Si un jour on doit écrire l'Histoire des mouvements politiques, des organisations syndicales de travailleurs ou d'étudiants, des filières militantes et des héritages culturels, l'Histoire des passions des gauches françaises, il faudra faire une place importante à Pierre Lambert, qui vient de mourir.
Même quand on est socialiste, voir social-démocrate, quand on ne partage pas les mêmes vues que l'extrême gauche, quand on croit que le réformisme est plus adapté au combat politique de la gauche que la révolution, il faut reconnaître que Pierre Lambert a représenté quelque chose d'important pour plusieurs générations de militants qui, qu'ils aient ou non rompu avec lui, se retrouvent dans tellement d'endroits que décidément, on se dit qu'à tort ou a raison, ce Montreuillois savait y faire avec les talents humains. D'ailleurs, il n'a pas attendu de mourir pour entrer dans la légende.
Pierre Boussel est né en 1920 à Montreuil selon les biographies officielles. Il appartient à cette génération d'enfants d'immigrés juifs venus d'Europe de l'Est. Il a milité aux jeunesses communistes, puis dans les rangs de la fraction trotskisante de la SFIO avant de rejoindre les rangs clairsemés des trotskistes français. Le trotskisme ? Une autre manière d'être communiste quand on rejette le stalinisme. Une aventure intellectuelle assez particulière dans l'histoire de la gauche française.
Lambert - le pseudonyme qu'il choisit - côtoie les compagnons de route de Trotski qui fonde la IVe Internationale en 1938 en réunissant quelques dizaines de personnes dans une grange de la banlieue parisienne. Ce sont Molinier, Lequenne, Bleibtreu, et beaucoup plus tard Stéphane Just.

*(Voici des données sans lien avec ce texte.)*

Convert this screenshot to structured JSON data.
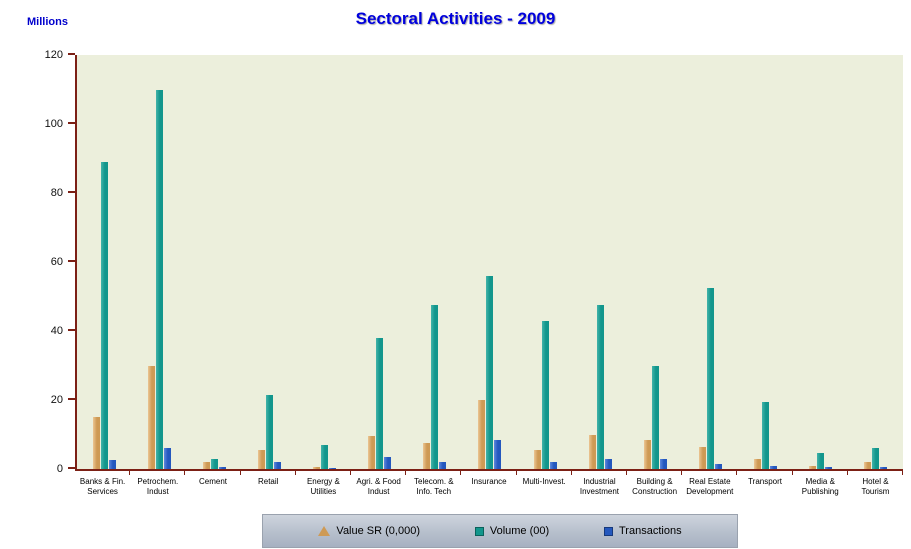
{
  "chart_data": {
    "type": "bar",
    "title": "Sectoral Activities - 2009",
    "ylabel": "Millions",
    "xlabel": "",
    "ylim": [
      0,
      120
    ],
    "yticks": [
      0,
      20,
      40,
      60,
      80,
      100,
      120
    ],
    "grid": false,
    "legend_position": "bottom",
    "categories": [
      "Banks & Fin.\nServices",
      "Petrochem.\nIndust",
      "Cement",
      "Retail",
      "Energy &\nUtilities",
      "Agri. & Food\nIndust",
      "Telecom. &\nInfo. Tech",
      "Insurance",
      "Multi-Invest.",
      "Industrial\nInvestment",
      "Building &\nConstruction",
      "Real Estate\nDevelopment",
      "Transport",
      "Media &\nPublishing",
      "Hotel &\nTourism"
    ],
    "series": [
      {
        "name": "Value SR (0,000)",
        "marker": "triangle",
        "color": "#ce9a55",
        "color_light": "#ecc693",
        "values": [
          15,
          30,
          2,
          5.5,
          0.5,
          9.5,
          7.5,
          20,
          5.5,
          10,
          8.5,
          6.5,
          3,
          1,
          2
        ]
      },
      {
        "name": "Volume (00)",
        "marker": "square",
        "color": "#12968c",
        "color_light": "#43b4aa",
        "values": [
          89,
          110,
          3,
          21.5,
          7,
          38,
          47.5,
          56,
          43,
          47.5,
          30,
          52.5,
          19.5,
          4.5,
          6
        ]
      },
      {
        "name": "Transactions",
        "marker": "square",
        "color": "#2458be",
        "color_light": "#5d87dd",
        "values": [
          2.5,
          6,
          0.5,
          2,
          0.3,
          3.5,
          2,
          8.5,
          2,
          3,
          3,
          1.5,
          1,
          0.5,
          0.5
        ]
      }
    ]
  },
  "colors": {
    "axis": "#7c2015",
    "plot_background": "#ecefdc",
    "title": "#0000dd",
    "legend_background": "#b6bfcc"
  }
}
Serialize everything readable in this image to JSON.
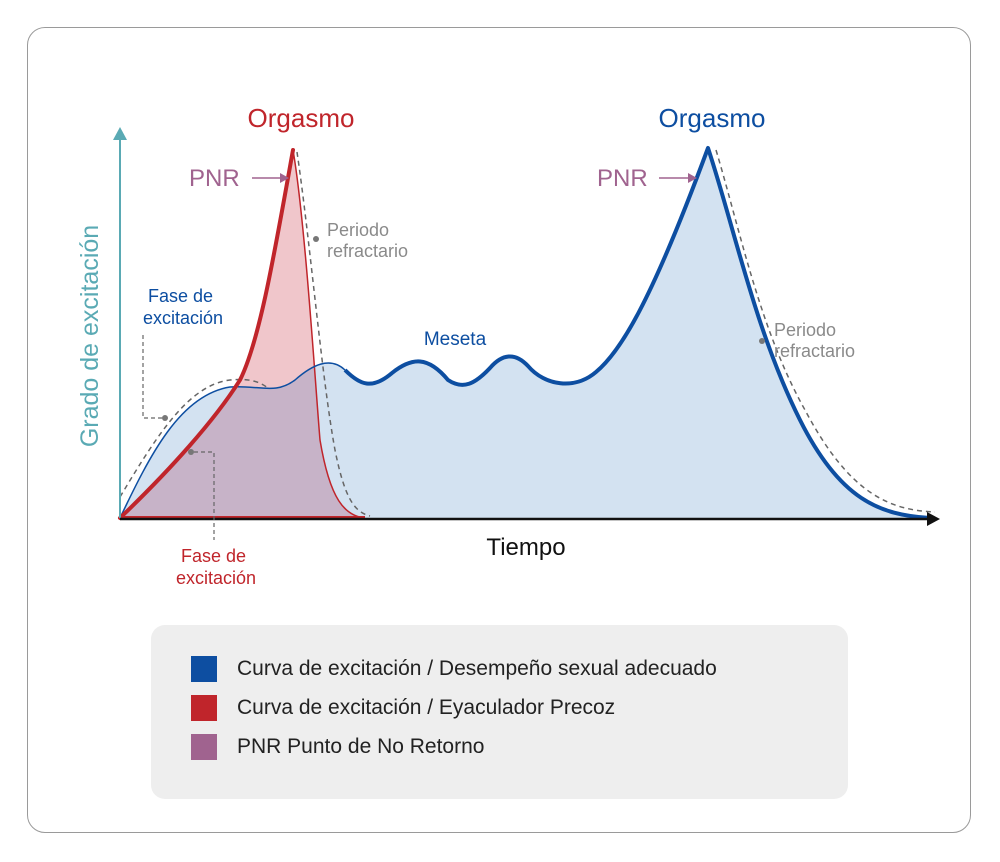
{
  "colors": {
    "teal": "#5aaab4",
    "blue": "#0d4ea1",
    "red": "#c0252b",
    "purple": "#a0638f",
    "gray": "#8a8a8a",
    "blue_fill": "#d3e2f1",
    "red_fill": "#f0c6cb",
    "overlap_fill": "#c7b3c8"
  },
  "axes": {
    "y_label": "Grado de excitación",
    "x_label": "Tiempo"
  },
  "annotations": {
    "orgasm_left": "Orgasmo",
    "orgasm_right": "Orgasmo",
    "pnr_left": "PNR",
    "pnr_right": "PNR",
    "refractory_left": [
      "Periodo",
      "refractario"
    ],
    "refractory_right": [
      "Periodo",
      "refractario"
    ],
    "excitation_blue": [
      "Fase de",
      "excitación"
    ],
    "plateau": "Meseta",
    "excitation_red": [
      "Fase de",
      "excitación"
    ]
  },
  "legend": [
    {
      "label": "Curva de excitación / Desempeño sexual adecuado",
      "color": "#0d4ea1"
    },
    {
      "label": "Curva de excitación / Eyaculador Precoz",
      "color": "#c0252b"
    },
    {
      "label": "PNR Punto de No Retorno",
      "color": "#a0638f"
    }
  ]
}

Lambert travaille à la Sécurité sociale. Il adhère à la CGT avant d'en être exclu puisqu'il est trotskiste. En 1952, c'est la grande scission légendaire chez les trotskistes du monde entier. Alors qu'on est en pleine guerre froide, faut-il soutenir malgré tout l'Union soviétique, "état ouvrier dégénéré" ou estimer que c'est une détestable bureaucratie ? Que faire ? En cas de troisième guerre mondiale ? La majorité du mouvement tranche en faveur du soutien à l'URSS. Lambert, lui, est contre. L'antistalinisme sera la marque de fabrique du lambertisme.
Lambert devient donc le dirigeant d'une fraction minoritaire, farouchement antistalinienne et tout aussi dure à l'égard des autres chapelles se réclamant du trotskisme. En 1965, il refonde son mouvement en Organisation communiste internationaliste, la fameuse OCI. Le mouvement lambertiste croit dans le syndicalisme et il investit beaucoup dans Force ouvrière, mais il se tient à l'écart de Mai 68. Pour autant, la branche étudiante, organisée dans l'Alliance des jeunes pour le socialisme (AJS) va être, dans la gauche estudiante, un mouvement influent dans les années 70 au point d'être à l'origine de la réunification du syndicalisme étudiant en 1980. Mais le lambertisme au fur et à mesure qu'il vieillit, s'éloigne de son temps. S'il fut, comme d'autres mouvements trotskystes une excellente école de formation, on ne peut pas en dire autant de l'épanouissement démocratique qu'il a pu procurer. Pour autant, "Pépé mégot" fut un homme de réseaux, et la liste des gens qui ont fait leur classes avec lui est impressionnante. Journalistes, dirigeants politiques, syndicalistes, responsables associatifs, chefs d'entreprises...
Les lambertistes étaient tout à la fois redoutés, imités, détestés, et respectés.
L'homme, mort à 87 ans, avait fait du 87, Faubourg Saint-Denis dans le 10e à Paris le siège de son organisation.
Comme le PCF, le lambertisme est devenu sans objet quand il a commencé à s'épurer lui-même. Il a du trouver finalement les raisons de sa propre histoire dès lors que le stalinisme avait fini dans les poubelles de l'Histoire. Au final, il reste un héritage historique et culturel, mais l'aventure politique est terminée depuis longtemps.
Lambert, parmi d'autres, et d'une certaine manière, car il est juste de prendre l'héritage d'un homme dans sa totalité et d'en faire l'inventaire, a montré les limites du rigorisme en politique. Une fois qu'on s'est libéré de la fascination ou de la répulsion, et quoiqu'on en pense, et même quand on n'a rien à voir avec lui, comme d'autres, il a sa place dans l'Histoire des mouvements de gauche.